Ecuadorian border agents said Tuesday that the flow of Venezuelan refugees entering Ecuador from Colombia has slowed dramatically from last week. One agent at the Rumichaca bridge entry point said that the number of those crossing the border was 50 percent or less the rate it had been since the beginning of the year.
According to Venezuelans at the border, the slow-down is the result of fear, not the new requirement for a criminal record document announced Monday by Ecuador. “Today, we fear for our lives because of what happened [in Ibarra] and we want things to calm down,” said one man waiting on the Colombian side of the border. “My family, which is already in Ecuador, say they are afraid and that people are giving them bad looks.”
The new requirement that Venezuelans present an apostilled document showing they do not have criminal records, announced by Vice President Otto Sonnenholzner, has not yet gone into effect. “The vice president misspoke when he said the rule was effective immediately,” said President Lenin Moreno’s press secretary. “There is a legalization process for the order that will take several days.”
Daniel Regalado, president of the Ecuador Association of Venezuelans, said that the “fear level” for Venezuelans remains high throughout Ecuador. “It is worse in smaller towns, especially near the border,” he said. “The situation is better in larger cities, such as Guayaquil, Cuenca and Quito, where people are more sophisticated and tolerant.”
Regalado corrected himself for comments he made Monday that four Venezuelans had been killed by angry mobs following the Saturday night murder in Ibarra of a pregnant Ecuadorian woman by her Venezuelan boyfriend. “I received bad information and am sorry that I repeated it.
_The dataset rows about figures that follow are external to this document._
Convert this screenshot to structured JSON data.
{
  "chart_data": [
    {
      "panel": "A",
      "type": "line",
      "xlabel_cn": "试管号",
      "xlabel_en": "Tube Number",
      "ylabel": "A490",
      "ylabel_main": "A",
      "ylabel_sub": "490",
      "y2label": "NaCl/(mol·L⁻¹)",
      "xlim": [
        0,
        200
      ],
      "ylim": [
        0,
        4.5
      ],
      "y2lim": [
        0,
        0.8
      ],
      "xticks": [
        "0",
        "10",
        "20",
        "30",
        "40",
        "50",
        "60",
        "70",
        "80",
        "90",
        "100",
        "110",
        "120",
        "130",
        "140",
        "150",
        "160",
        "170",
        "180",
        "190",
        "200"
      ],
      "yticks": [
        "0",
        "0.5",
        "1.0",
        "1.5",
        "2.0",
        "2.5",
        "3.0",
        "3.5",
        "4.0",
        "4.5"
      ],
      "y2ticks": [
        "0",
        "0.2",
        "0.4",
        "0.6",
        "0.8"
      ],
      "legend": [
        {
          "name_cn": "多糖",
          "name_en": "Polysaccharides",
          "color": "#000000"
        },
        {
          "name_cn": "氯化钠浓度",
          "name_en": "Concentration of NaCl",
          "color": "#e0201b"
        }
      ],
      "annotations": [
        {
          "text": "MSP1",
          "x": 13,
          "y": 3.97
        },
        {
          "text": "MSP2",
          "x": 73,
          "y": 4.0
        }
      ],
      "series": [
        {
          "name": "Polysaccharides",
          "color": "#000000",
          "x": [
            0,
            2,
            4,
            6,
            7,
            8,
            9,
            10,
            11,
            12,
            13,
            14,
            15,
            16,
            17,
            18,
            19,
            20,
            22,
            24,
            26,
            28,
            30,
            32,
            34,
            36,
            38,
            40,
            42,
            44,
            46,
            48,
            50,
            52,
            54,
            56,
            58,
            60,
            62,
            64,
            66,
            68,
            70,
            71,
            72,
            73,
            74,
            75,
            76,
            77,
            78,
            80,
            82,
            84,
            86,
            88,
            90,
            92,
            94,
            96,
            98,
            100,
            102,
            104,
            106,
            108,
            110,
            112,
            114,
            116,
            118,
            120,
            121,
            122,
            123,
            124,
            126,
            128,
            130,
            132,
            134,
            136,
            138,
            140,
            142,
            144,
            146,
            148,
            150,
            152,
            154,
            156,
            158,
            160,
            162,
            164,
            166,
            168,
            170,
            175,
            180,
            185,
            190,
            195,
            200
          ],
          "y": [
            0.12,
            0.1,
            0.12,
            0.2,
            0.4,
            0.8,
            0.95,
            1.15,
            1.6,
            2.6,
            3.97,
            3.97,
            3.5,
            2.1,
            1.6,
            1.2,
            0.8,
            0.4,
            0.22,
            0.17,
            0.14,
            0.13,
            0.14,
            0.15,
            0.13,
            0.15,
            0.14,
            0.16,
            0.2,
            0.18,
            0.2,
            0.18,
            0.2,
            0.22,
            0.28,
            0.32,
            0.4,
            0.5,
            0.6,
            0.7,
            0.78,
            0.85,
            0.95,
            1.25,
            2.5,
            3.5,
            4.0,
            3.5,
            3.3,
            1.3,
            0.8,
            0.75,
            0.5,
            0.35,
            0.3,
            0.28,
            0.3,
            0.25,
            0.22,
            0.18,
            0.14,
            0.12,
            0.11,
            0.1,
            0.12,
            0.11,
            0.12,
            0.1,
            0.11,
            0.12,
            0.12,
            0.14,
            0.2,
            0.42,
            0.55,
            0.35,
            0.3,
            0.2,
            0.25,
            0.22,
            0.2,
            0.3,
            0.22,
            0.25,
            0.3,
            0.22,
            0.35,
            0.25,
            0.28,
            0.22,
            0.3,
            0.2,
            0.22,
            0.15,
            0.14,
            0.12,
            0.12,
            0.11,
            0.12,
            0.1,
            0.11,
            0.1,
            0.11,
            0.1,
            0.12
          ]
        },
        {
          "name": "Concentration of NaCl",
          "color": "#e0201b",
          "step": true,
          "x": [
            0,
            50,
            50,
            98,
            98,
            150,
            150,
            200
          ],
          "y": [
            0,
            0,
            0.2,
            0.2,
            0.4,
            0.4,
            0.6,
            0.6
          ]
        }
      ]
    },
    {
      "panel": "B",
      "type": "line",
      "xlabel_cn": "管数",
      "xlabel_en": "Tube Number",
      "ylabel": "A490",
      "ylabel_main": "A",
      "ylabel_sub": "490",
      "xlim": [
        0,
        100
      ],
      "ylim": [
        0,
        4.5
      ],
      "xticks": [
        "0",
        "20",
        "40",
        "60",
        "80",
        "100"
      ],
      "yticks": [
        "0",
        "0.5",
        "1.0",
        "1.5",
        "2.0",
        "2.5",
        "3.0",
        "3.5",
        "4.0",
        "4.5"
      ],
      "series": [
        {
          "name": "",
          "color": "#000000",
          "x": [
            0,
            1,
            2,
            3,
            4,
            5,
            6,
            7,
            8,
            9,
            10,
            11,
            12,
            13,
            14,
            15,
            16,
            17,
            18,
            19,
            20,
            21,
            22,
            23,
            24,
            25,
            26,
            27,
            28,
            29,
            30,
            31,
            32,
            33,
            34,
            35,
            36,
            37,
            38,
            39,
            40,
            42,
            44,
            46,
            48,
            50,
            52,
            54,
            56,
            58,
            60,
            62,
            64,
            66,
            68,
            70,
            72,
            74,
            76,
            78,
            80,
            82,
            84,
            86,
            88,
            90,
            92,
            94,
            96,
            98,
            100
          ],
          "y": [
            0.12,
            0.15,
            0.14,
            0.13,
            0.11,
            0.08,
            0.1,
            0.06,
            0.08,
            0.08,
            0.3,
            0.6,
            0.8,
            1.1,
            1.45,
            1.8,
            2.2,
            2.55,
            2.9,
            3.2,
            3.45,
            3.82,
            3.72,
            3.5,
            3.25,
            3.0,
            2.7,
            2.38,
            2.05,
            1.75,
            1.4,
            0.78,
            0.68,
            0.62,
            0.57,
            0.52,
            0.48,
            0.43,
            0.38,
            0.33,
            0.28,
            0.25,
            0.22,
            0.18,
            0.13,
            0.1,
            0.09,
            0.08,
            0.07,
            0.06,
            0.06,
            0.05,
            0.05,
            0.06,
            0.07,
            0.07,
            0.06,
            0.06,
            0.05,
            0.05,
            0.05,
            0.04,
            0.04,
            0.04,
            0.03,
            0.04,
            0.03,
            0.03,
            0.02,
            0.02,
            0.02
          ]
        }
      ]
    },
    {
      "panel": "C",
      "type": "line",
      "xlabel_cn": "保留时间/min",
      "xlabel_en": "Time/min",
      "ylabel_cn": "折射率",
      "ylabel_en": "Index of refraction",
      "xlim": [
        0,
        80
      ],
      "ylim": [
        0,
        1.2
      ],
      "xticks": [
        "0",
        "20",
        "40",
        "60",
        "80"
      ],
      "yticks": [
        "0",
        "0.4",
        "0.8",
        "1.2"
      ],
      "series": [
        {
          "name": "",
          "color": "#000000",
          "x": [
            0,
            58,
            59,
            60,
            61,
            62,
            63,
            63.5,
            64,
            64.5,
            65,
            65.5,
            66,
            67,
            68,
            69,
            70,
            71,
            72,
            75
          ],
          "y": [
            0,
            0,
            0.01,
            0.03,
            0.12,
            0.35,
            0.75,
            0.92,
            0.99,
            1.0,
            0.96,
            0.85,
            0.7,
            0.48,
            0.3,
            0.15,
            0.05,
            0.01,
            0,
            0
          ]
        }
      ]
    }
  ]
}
Unfortunately, there has been a great amount of rumors spread by social media and we must be careful to know the truth.” he said.
He added: “Despite this, I continue to hear of verifiable cases of my people being attacked and beat up throughout the country.”
Ecuadorian officials said Tuesday that many refugees are heading back to Venezuela, either by bus or on flights paid for by the Venezuelan government.